Delicious sautéed with oyster sauce and garlic, it’s also one of my favorite greens to add to soups. While the slightly bitter flavor mellows, it keeps its sweet and pungent flavor even after a longer cooking time.
This Gai Lan Soup Recipe is on the spicy side, and with the addition of egg and miso, it’s not only healthy, but it’s quite rich and hearty.
I want to thank Melissa’s Produce again for essentially sending me Chinese New Year — in a box.
If you are cooking up a Chinese New Year’s menu, I hope you include the soup. And it would also be wonderful along this Garlic-Ginger Flank Steak.
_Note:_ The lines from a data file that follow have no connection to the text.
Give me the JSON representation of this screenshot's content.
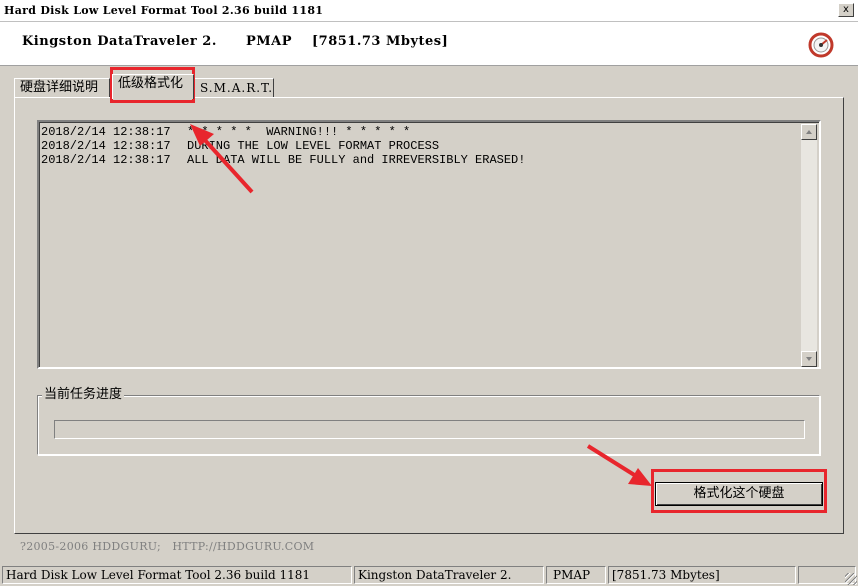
{
  "window": {
    "title": "Hard Disk Low Level Format Tool 2.36 build 1181",
    "close_label": "x"
  },
  "header": {
    "device": "Kingston DataTraveler 2.",
    "mode": "PMAP",
    "size": "[7851.73 Mbytes]"
  },
  "tabs": [
    {
      "label": "硬盘详细说明"
    },
    {
      "label": "低级格式化"
    },
    {
      "label": "S.M.A.R.T."
    }
  ],
  "log": [
    {
      "time": "2018/2/14 12:38:17",
      "message": "* * * * *  WARNING!!! * * * * *"
    },
    {
      "time": "2018/2/14 12:38:17",
      "message": "DURING THE LOW LEVEL FORMAT PROCESS"
    },
    {
      "time": "2018/2/14 12:38:17",
      "message": "ALL DATA WILL BE FULLY and IRREVERSIBLY ERASED!"
    }
  ],
  "progress": {
    "label": "当前任务进度",
    "percent": 0
  },
  "format_button": "格式化这个硬盘",
  "copyright": "?2005-2006 HDDGURU;   HTTP://HDDGURU.COM",
  "statusbar": {
    "app": "Hard Disk Low Level Format Tool 2.36 build 1181",
    "device": "Kingston DataTraveler 2.",
    "mode": "PMAP",
    "size": "[7851.73 Mbytes]"
  },
  "icons": {
    "app": "gauge-icon",
    "close": "close-icon",
    "scroll_up": "arrow-up-icon",
    "scroll_down": "arrow-down-icon"
  },
  "colors": {
    "annotation": "#e8262d",
    "window": "#d4d0c8"
  }
}
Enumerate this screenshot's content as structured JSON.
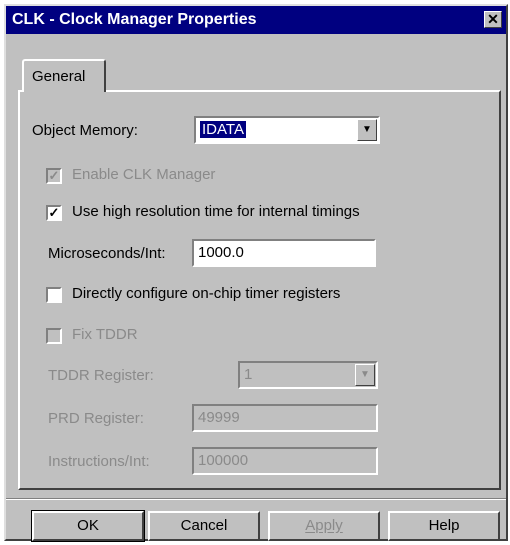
{
  "window": {
    "title": "CLK - Clock Manager Properties",
    "close_label": "✕"
  },
  "tabs": [
    {
      "label": "General"
    }
  ],
  "form": {
    "object_memory": {
      "label": "Object Memory:",
      "value": "IDATA"
    },
    "enable_clk_manager": {
      "label": "Enable CLK Manager",
      "checked": true,
      "enabled": false,
      "mark": "✓"
    },
    "use_high_res": {
      "label": "Use high resolution time for internal timings",
      "checked": true,
      "enabled": true,
      "mark": "✓"
    },
    "microseconds_int": {
      "label": "Microseconds/Int:",
      "value": "1000.0"
    },
    "directly_configure": {
      "label": "Directly configure on-chip timer registers",
      "checked": false,
      "enabled": true
    },
    "fix_tddr": {
      "label": "Fix TDDR",
      "checked": false,
      "enabled": false
    },
    "tddr_register": {
      "label": "TDDR Register:",
      "value": "1"
    },
    "prd_register": {
      "label": "PRD Register:",
      "value": "49999"
    },
    "instructions_int": {
      "label": "Instructions/Int:",
      "value": "100000"
    }
  },
  "buttons": {
    "ok": "OK",
    "cancel": "Cancel",
    "apply": "Apply",
    "help": "Help"
  },
  "icons": {
    "dropdown_arrow": "▼"
  }
}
And Crispy Garlic Ginger Bok Choy Chips. . .
Whatever you serve it with, I hope you enjoy every last spoonful of the gai lan soup!
If you try the gai lan soup, or any of my other recipes, I’d love to hear what you think in the comments. You can also follow me on Instagram, Pinterest and Facebook to keep up with my mouth-watering recipes!
This is not a sponsored post — Melissa’s Produce sent me Gai Lan for recipe testing, and as always, all opinions are my own.
Please note that the prep time does not include hard boiling the eggs, which will take 15 to 20 minutes. (Here's how to hard boil eggs.)
- Grape seed oil for the pot
- ¼ cup light Miso paste Shiro Miso
- 1 tablespoon freshly grated ginger pulp
- 1 teaspoon freshly grated garlic
- 1½ teaspoons chili paste I like Sambal Oelek
- ¾ cup thinly sliced brown onion
- 3 cups Gai Lan washed, dried and roughly chopped with tough portion of stems removed
- 5 cups warm water
- 4 thinly sliced hard boiled eggs yolks removed (Here's how to hard boil eggs.)
- Sea salt to taste Here's how to season to taste.
- Dried chile flakes for garnish
Coat the bottom of a large soup pot with grape seed oil and place it over medium-low heat. Add the miso, ginger, garlic and chile paste. Let this sauté for a couple of minutes, and then add the onions.
Continue to sauté until the onions are soft and translucent, about 5 minutes.
Add the Gai Lan and cook just until it's wilted. Then add the water and bring to a boil.
Add the sliced hard cooked eggs, cover the pot, reduce the heat to low and simmer for about 15 minutes.
Season to taste with sea salt and garnish each serving with dried chile flakes.